How to determine if the kernel network stack has been bypassed? You can use tcpdump to capture packets and check. From the captured packets, it can be seen that only the traffic of the handshake and termination is present, and the subsequent message sending traffic completely bypasses the kernel network stack.
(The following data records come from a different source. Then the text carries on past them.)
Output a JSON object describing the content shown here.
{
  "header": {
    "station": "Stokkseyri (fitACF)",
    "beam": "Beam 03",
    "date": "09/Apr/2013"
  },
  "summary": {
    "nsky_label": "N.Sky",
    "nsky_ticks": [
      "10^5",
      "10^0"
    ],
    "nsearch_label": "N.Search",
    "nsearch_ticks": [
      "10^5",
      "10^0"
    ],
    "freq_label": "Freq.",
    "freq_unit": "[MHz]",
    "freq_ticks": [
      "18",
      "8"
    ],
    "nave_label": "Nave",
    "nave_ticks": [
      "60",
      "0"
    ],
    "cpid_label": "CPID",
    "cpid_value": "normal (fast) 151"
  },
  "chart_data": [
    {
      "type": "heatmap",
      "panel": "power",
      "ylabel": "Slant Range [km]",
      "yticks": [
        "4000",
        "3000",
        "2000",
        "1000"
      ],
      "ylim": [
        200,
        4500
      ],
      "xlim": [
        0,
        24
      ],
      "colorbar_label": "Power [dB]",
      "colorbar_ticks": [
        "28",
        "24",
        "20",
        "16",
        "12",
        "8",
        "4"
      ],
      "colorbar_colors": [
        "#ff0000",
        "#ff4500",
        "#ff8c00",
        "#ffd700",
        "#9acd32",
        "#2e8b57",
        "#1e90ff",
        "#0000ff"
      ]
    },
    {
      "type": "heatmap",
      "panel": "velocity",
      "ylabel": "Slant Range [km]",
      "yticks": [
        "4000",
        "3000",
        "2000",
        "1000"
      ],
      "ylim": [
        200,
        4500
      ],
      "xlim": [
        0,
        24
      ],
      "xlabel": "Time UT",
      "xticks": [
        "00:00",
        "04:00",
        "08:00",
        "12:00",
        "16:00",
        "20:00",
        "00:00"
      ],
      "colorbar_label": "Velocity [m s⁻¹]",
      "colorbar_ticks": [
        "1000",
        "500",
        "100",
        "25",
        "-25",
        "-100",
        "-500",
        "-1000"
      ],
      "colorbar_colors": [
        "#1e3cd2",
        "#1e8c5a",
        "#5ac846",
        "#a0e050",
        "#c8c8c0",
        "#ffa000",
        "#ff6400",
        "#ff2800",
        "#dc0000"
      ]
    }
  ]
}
sudo tcpdump -i lo port 10000 -vvv
tcpdump: listening on lo, link-type EN10MB (Ethernet), capture size 262144 bytes
13:23:31.761317 IP (tos 0x0, ttl 64, id 50214, offset 0, flags [DF], proto TCP (6), length 60)
    localhost.34224 > localhost.webmin: Flags [S], cksum 0xfe30 (incorrect -> 0x5ca1), seq 2753408235, win 65495, options [mss 65495,sackOK,TS val 166914980 ecr 0,nop,wscale 7], length 0
13:23:31.761333 IP (tos 0x0, ttl 64, id 0, offset 0, flags [DF], proto TCP (6), length 60)
    localhost.webmin > localhost.34224: Flags [S.], cksum 0xfe30 (incorrect -> 0x169a), seq 3960628312, ack 2753408236, win 65483, options [mss 65495,sackOK,TS val 166914980 ecr 166914980,nop,wscale 7], length 0
13:23:31.761385 IP (tos 0x0, ttl 64, id 50215, offset 0, flags [DF], proto TCP (6), length 52)
    localhost.34224 > localhost.webmin: Flags [.], cksum 0xfe28 (incorrect -> 0x3d56), seq 1, ack 1, win 512, options [nop,nop,TS val 166914980 ecr 166914980], length 0
13:23:31.761678 IP (tos 0x0, ttl 64, id 59057, offset 0, flags [DF], proto TCP (6), length 60)
    localhost.34226 > localhost.webmin: Flags [S], cksum 0xfe30 (incorrect -> 0x4eb8), seq 3068504073, win 65495, options [mss 65495,sackOK,TS val 166914981 ecr 0,nop,wscale 7], length 0
13:23:31.761689 IP (tos 0x0, ttl 64, id 0, offset 0, flags [DF], proto TCP (6), length 60)
    localhost.webmin > localhost.34226: Flags [S.], cksum 0xfe30 (incorrect -> 0x195d), seq 874449823, ack 3068504074, win 65483, options [mss 65495,sackOK,TS val 166914981 ecr 166914981,nop,wscale 7], length 0
13:23:31.761734 IP (tos 0x0, ttl 64, id 59058, offset 0, flags [DF], proto TCP (6), length 52)
    localhost.34226 > localhost.webmin: Flags [.], cksum 0xfe28 (incorrect -> 0x4019), seq 1, ack 1, win 512, options [nop,nop,TS val 166914981 ecr 166914981], length 0
13:23:41.762819 IP (tos 0x0, ttl 64, id 43056, offset 0, flags [DF], proto TCP (6), length 52)                                    localhost.webmin > localhost.34226: Flags [F.], cksum 0xfe28 (incorrect -> 0x1907), seq 1, ack 1, win 512, options [nop,nop,TS val 166924982 ecr 166914981], length 0
13:23:41.763334 IP (tos 0x0, ttl 64, id 59059, offset 0, flags [DF], proto TCP (6), length 52)
    localhost.34226 > localhost.webmin: Flags [F.], cksum 0xfe28 (incorrect -> 0xf1f4), seq 1, ack 2, win 512, options [nop,nop,TS val 166924982 ecr 166924982], length 0
13:23:41.763348 IP (tos 0x0, ttl 64, id 43057, offset 0, flags [DF], proto TCP (6), length 52)
    localhost.webmin > localhost.34226: Flags [.], cksum 0xfe28 (incorrect -> 0xf1f4), seq 2, ack 2, win 512, options [nop,nop,TS val 166924982 ecr 166924982], length 0
13:23:41.763588 IP (tos 0x0, ttl 64, id 50216, offset 0, flags [DF], proto TCP (6), length 52)
    localhost.34224 > localhost.webmin: Flags [F.], cksum 0xfe28 (incorrect -> 0x1643), seq 1, ack 1, win 512, options [nop,nop,TS val 166924982 ecr 166914980], length 0
13:23:41.763940 IP (tos 0x0, ttl 64, id 14090, offset 0, flags [DF], proto TCP (6), length 52)
    localhost.webmin > localhost.34224: Flags [F.], cksum 0xfe28 (incorrect -> 0xef2e), seq 1, ack 2, win 512, options [nop,nop,TS val 166924983 ecr 166924982], length 0
13:23:41.763952 IP (tos 0x0, ttl 64, id 50217, offset 0, flags [DF], proto TCP (6), length 52)
    localhost.34224 > localhost.webmin: Flags [.], cksum 0xfe28 (incorrect -> 0xef2d), seq 2, ack 2, win 512, options [nop,nop,TS val 166924983 ecr 166924983], length 0

Summary

With the introduction of eBPF, we have shortened the datapath for same-node communication packets and bypassed the kernel network stack to directly connect the two endpoints’ sockets.

This design is suitable for communication between two applications in the same pod and communication between two pods on the same node.